Rubber alone would have been enough to have given Quentin Dupieux a cult reputation. He had earlier made Nonfilm (2002) and Steak (2007), neither of which seem to be widely seen outside France. Before that, Dupieux has maintained a career as an electronic musician under the name Mr Oizo (he also composes this film’s score under that name). Wrong was Dupieux’s fourth film and he subsequently went onto make the unrelated Wrong Cops (2013) and Reality (2014), Keep an Eye Out (2018), Deerskin (2019) and Mandibles (2020), all in a similar gonzo surrealist vein.
We are certainly back in Quentin Dupieux territory as the film opens on a pan around the surreal image of a group of firemen gathered in the middle of the street, one appearing to be squatting to go to the toilet in the middle of the road, another calmly texting, as all the while a burning van is ignored on the side of the road. You keep waiting for things to get as crazed as Stephen Spinella’s opening monologue at the opening of Rubber but Dupieux is determined to leave Wrong as a slow burner that just sits on the edge of the mind-spinningly weird.

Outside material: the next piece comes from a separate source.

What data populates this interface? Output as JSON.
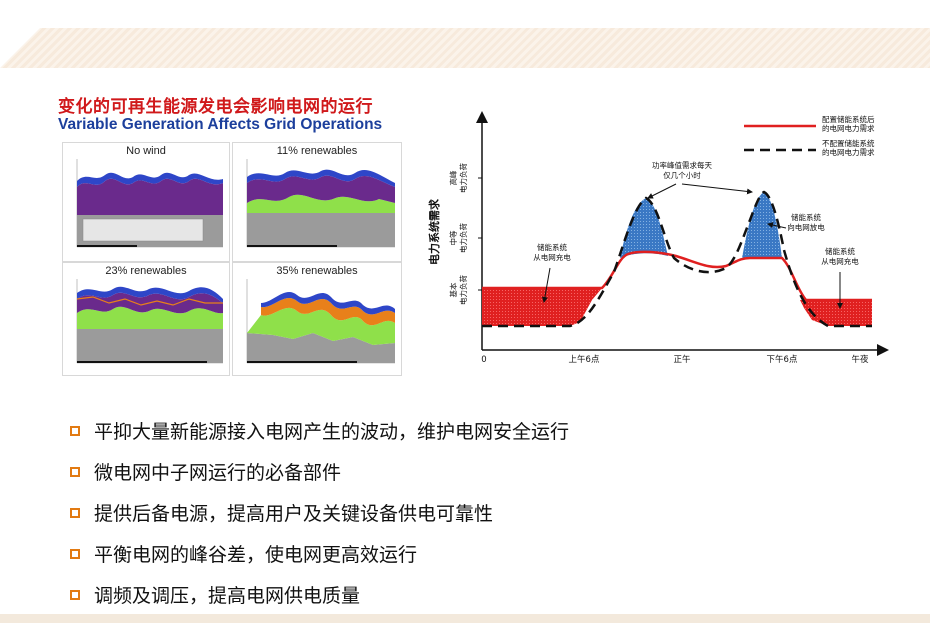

Progressive scenes hit in with a David Lynch-ian sense of deadpan – Jack Plotnick goes to work in the office where it is always raining indoors and everyone carries on oblivious, before we then learn that he was fired four months ago but has still continued to come to work; the bizarre set of occurrences that come about after he makes a phone call to phone operator Alexis Dzenia, she delivers a pizza to him along with her number saying she wants him, which is taken by gardener Eric Judor who pretends to be Dolph and sleeps with her only for the real Dolph to then find her on his doorstep ready to move in, she only mildly puzzled that before he was dark skinned and is now a white guy; the palm tree in the backyard that has inexplicably turned into a pine tree; a detective (Steve Little) who is hired to find the missing dog and employs a device that is able to read the memories of the dog’s turds (the film even has an credits for the person who produced ‘Turd Memories’); Dolph’s neighbour (Regan Burns) who refuses to acknowledge he is jogging despite the evidence otherwise and goes on a quest to find the reasons why, which involve him ‘driving to the end of the world’, represented by a journey across an endless white plain by the end of the film.
The film becomes even more demented with the introduction of William Fichtner as a guru who has an hilarious scene where he calmly explains how he kidnapped Jack Plotnick’s dog as part of a scheme to help him realise how much he loves his pet, while insisting that Dolph develop his telepathic communications with the dog.
Everything winds together with a sense of peculiarly akilter synchronicity that is amusing. On the other hand, what you keep expecting is that Wrong is going to be as brilliantly mind-bending as Rubber was – and it never is. At most, it is a peculiarly puzzling amusement. Reverse things and I think one would be hard-pressed to think of Wrong becoming a midnight cult favourite if it had been released before Rubber. It is a film that can be more appreciated once you already have a sense of Quentin Dupieux’s weird sense of humour than necessarily one that flicks a whole lot of light-switches on its own terms.